WASHINGTON -- Want milk? The government is trying to figure out what to do with $1 billion worth of nonfat milk powder that it bought over the past three years to prop up the prices paid to dairy farmers.
That is the equivalent of about 1.3 billion gallons of skim milk, enough to supply the nation's entire consumption for 16 months. It would take 635,000 cows an entire year to make all that milk.
The bags of powder are kept in a series of privately owned, manmade caves near Kansas City, Mo., and other warehouses around the country. An additional 20 million to 25 million pounds arrive every week.
"They keep making it, and we keep buying it," said Steve Gill, an Agriculture Department official.
Under a Depression-era system, the department is required to control supplies of butter, cheese and nonfat dry milk powder to keep milk prices above a certain level and support dairy farmers' revenue.
The 1996 Freedom to Farm law, which was supposed to wean farmers from government support, ended the milk program in 1999. But Congress extended it temporarily, and then made it permanent again in the farm bill that President Bush signed into law in May.
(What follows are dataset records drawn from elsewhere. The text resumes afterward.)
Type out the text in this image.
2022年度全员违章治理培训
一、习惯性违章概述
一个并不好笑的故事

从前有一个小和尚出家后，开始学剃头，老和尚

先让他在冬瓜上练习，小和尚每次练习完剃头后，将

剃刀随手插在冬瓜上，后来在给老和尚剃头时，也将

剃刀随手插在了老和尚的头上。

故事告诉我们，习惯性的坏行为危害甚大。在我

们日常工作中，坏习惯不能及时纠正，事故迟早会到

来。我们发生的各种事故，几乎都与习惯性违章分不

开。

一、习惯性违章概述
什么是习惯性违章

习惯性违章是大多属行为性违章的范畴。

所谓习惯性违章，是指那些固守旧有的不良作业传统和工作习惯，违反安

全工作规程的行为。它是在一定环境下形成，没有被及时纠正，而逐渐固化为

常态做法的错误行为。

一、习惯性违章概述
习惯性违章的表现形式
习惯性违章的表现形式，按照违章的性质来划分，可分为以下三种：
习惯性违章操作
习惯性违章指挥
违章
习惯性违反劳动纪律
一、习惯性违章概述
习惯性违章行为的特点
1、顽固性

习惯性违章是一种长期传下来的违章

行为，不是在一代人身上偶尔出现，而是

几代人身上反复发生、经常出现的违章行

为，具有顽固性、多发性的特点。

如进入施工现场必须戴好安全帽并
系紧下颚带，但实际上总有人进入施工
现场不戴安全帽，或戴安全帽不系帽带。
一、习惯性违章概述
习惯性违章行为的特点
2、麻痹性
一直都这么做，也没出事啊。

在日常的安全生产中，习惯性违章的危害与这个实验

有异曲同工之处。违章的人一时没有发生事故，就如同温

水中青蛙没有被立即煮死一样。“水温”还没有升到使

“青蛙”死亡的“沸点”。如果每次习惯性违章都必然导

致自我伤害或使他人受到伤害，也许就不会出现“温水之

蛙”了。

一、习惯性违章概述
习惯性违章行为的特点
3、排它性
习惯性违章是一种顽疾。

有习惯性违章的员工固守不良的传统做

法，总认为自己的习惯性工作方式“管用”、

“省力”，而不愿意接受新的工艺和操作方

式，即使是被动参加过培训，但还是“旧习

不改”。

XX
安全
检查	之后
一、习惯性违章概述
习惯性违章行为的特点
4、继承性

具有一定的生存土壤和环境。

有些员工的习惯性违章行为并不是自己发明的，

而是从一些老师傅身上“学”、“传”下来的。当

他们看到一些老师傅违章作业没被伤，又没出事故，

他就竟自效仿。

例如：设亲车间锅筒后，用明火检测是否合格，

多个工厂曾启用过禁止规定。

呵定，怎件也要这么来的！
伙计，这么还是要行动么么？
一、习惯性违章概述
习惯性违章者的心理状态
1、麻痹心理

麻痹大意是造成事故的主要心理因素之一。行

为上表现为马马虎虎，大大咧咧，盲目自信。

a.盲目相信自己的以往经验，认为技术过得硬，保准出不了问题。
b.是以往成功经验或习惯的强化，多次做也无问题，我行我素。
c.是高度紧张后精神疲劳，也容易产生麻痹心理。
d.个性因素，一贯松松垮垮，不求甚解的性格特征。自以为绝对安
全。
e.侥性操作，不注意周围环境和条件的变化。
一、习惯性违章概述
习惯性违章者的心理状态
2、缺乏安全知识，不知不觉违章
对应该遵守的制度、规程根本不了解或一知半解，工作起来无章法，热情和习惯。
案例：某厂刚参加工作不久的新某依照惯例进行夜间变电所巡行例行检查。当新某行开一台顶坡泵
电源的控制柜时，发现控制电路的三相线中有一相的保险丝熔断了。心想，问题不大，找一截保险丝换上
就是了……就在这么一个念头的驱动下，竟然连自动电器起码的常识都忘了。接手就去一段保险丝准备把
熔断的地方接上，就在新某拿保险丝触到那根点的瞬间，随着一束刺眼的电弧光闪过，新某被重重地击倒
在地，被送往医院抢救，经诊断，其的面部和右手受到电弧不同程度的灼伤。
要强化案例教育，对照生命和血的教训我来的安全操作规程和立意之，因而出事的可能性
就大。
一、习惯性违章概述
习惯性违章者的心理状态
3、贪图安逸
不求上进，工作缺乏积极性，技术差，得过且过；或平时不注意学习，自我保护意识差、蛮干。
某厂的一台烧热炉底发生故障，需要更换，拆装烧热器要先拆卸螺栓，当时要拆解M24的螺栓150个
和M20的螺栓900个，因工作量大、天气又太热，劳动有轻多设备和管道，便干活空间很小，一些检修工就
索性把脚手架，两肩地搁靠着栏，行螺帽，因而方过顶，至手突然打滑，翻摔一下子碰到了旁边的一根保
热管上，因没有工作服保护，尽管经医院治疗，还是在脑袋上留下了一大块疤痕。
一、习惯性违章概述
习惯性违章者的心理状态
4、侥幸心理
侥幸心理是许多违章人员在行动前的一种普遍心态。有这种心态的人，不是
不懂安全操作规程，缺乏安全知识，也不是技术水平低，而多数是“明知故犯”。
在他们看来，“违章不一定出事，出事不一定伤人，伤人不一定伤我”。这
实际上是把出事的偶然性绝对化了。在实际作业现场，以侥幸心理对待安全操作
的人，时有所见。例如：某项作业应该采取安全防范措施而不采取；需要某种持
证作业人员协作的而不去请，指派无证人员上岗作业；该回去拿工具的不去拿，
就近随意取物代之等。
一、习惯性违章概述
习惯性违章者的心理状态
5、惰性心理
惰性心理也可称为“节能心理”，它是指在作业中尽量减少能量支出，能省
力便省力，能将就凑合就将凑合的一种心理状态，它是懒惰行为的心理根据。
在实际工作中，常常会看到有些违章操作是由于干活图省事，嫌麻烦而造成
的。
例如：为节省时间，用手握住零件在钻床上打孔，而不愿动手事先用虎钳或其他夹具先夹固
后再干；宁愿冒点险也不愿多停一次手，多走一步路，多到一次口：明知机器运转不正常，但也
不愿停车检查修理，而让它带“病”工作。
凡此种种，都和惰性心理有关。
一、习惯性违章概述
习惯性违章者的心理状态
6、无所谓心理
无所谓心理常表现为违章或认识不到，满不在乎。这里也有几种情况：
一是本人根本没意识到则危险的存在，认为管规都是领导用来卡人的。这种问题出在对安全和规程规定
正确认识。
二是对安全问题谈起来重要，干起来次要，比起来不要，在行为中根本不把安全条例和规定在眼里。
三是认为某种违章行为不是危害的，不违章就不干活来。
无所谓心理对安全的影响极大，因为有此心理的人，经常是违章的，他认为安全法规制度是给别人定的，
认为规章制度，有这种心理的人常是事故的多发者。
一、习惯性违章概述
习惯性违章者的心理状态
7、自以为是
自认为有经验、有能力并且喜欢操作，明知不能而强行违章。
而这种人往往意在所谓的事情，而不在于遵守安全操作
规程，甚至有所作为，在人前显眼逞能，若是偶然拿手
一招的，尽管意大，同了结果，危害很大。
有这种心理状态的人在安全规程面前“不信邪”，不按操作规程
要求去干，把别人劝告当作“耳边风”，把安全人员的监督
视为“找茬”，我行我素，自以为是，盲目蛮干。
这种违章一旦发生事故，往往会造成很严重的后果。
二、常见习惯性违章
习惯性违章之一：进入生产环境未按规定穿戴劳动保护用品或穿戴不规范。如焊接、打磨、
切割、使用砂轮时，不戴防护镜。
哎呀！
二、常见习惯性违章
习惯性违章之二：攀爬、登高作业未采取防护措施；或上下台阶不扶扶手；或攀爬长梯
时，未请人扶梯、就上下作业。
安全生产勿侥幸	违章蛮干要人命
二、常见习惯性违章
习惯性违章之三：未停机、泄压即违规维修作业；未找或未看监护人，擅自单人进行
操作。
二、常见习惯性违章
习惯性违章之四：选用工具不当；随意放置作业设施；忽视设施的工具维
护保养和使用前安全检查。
Nonfat dry milk is what is left over after food makers remove the fat from milk to make butter, ice cream and products for which demand has been booming.
Milk processors do not have to sell the milk powder to the government. They could break it down into protein products, such as casein, that food manufacturers need for a variety of products from energy bars to infant formulas.
Processors sell to the government for one simple reason: The government pays more for nonfat dry milk, about 90 cents a pound, than food makers pay for milk protein.
"The dairy producers, if they ever get something money-wise from the government, they don't want to let it go. It has kept our industry from producing products and ingredients that the market demands," said Connie Tipton, a vice president of the International Dairy Foods Association.
Art Jaeger, assistant director of the Consumer Federation of America, said the "milk support price is high, and it's bringing out this excess production. That suggests to me that consumers are paying too much for milk or more than they should."
Trying to get rid of it
The Agriculture Department is trying to get rid of the powder. Storage costs are approaching $20 million a year, and the powder keeps coming; about 386 million pounds has been purchased since October.
Some of the powder is donated to domestic programs and overseas. Powder that is getting old -- the government has been storing some of this milk for up to three years -- is sold for use in animal feed.
Now, the department has decided to sell some of its powder stockpile back to processors to manufacture casein and caseinate, products that food makers are now buying from overseas.
"It behooves the U.S. government find out what to do with its inventories," said Gill, who oversees the commodity storage for the Agriculture Department.
Into the 1980s, the department stockpiled all sorts of crops and products. Most farm programs, however, are designed to discourage producers or processors from dumping their surplus on the government. One exception besides milk is sugar, of which the department now has about 250,000 tons.
The department could stop the stockpile of milk powder from growing by lowering the price that it pays for nonfat dry milk, said Tipton. But critics say the department would then have to raise the price it pays for butter, and risk acquiring a surplus of that, or else the prices paid to farmers could drop below the level set by law -- $9.90 per hundred pounds.
"The casein program is a good use" of the surplus powder, said Chris Galen, a spokesman for the National Milk Producers Federation. "Obviously, something ought to be done with it."